First, the organisers cut off all natural light to the diamond and shone lamps upon it at specific angles. Reports came back that although its lustre was much improved, visiting the Kohinoor was a hot, close and arduous visit. Some viewers fainted.

It was then decided that the diamond be cut. In the process it lost almost half of its size, but it shone like never before. At last the diamond was fulfilled its promise. It went on to be set into jewellery and has sat in the crowns of three different queens.

What did Dalhousie get wrong? He misunderstood his market. In the East, the fashion with precious gems was to leave them as natural as possible so you could appreciate the beauty of nature’s creation. In the west cutting and polishing gems to bring out their lustre was the thing. It was about getting the most sparkle.

Dalhousie was mesmerised by his product, but he ignored the audience. They weren’t impressed. It’s an instructive lesson: he failed to understand his market so even the world’s largest diamond did not impress.

July 31, 2017

Do you know if you’re capex or opex?

The brutal logic used in accountancy is a useful tool for understanding where you fit in your clients’ eyes. If you understand how you’re seen, you can deliver a better service and achieve greater growth.

Take the concept of breaking expenditure down into two buckets: capital expenditure (capex) and operational expenditure (opex). Broadly speaking, capex is money spent buying, building or maintaining assets, and opex is money spent on running the company.

Why are these two definitions useful? They help you understand what a client sees when they buy your services.

Advantages and challenges

For instance, if you’re a law firm that specialises in mergers and acquisitions, then a client might see the money they spend on you as capital expenditure. It’s money they only spend because they’re building their business. If they stop investing in growth through acquisition, they’ll probably stop using you. If they delay investment plans, then your planned fee income will be delayed too. The advantages of capex are that it normally has specifically identified budgets associated with it and there is a clear business objective (e.g. buy that company).

However, if you’re a public affairs specialist working with firms in heavily regulated industries, you’re probably operational expenditure. Your clients will need a dialogue with legislators and regulators, either through you, your competitors, a trade association, internal capacity or some mixture of all of these.
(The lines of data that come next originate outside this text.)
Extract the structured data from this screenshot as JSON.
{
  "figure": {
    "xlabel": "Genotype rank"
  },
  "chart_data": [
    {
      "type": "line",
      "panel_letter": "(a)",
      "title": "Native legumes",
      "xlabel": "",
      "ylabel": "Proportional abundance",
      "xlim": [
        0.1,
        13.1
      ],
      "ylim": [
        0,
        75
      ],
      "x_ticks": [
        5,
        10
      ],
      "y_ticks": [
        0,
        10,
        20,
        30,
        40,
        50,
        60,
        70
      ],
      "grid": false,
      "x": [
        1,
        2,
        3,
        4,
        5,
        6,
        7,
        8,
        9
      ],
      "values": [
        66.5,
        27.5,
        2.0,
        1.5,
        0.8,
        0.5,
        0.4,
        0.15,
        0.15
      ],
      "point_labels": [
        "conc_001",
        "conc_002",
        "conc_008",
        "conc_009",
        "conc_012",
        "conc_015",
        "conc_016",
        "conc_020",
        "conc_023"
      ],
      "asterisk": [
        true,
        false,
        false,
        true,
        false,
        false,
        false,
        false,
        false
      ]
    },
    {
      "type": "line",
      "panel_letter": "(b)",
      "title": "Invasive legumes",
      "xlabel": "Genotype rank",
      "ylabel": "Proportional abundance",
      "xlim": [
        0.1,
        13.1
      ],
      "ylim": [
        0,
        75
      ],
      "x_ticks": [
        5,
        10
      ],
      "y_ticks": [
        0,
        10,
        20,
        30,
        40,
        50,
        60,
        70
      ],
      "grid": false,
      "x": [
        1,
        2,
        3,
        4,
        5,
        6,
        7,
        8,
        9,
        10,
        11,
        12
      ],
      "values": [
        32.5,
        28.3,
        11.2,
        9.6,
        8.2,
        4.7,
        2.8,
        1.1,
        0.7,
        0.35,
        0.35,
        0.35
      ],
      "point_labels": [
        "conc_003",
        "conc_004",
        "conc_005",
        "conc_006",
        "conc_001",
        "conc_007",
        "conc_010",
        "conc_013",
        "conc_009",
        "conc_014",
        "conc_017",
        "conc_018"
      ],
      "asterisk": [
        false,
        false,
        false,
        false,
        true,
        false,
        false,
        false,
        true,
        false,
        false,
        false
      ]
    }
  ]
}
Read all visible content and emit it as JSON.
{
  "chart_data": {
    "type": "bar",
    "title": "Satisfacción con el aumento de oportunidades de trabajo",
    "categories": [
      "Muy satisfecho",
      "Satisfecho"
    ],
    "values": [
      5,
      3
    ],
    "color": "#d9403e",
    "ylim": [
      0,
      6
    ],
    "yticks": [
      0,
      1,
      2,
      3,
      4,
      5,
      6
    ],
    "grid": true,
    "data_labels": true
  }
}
The big advantage from opex is more stable and cyclically defensive income; you’re a necessary expense for the business. The challenges typically come from greater or more constant scrutiny: why does this service cost this much? Where can savings be made? Efficiency gains in opex tend to accumulate over time. If costs can be cut by 10%, then future costs have also been cut. It is a perpetual saving.

P&G’s $100m saving

Let’s take a real world example, Proctor & Gamble (P&G) recently cut its digital ad spend by more $100m and claimed to see no detrimental impact from the move. At the same time, P&G’s CEO said the company was investing in new digital capabilities.

In effect, that $100m is an opex efficiency saving, meanwhile capex on digital marketing continues. So some agencies will be growing their business with P&G, others will have lost a lot of income.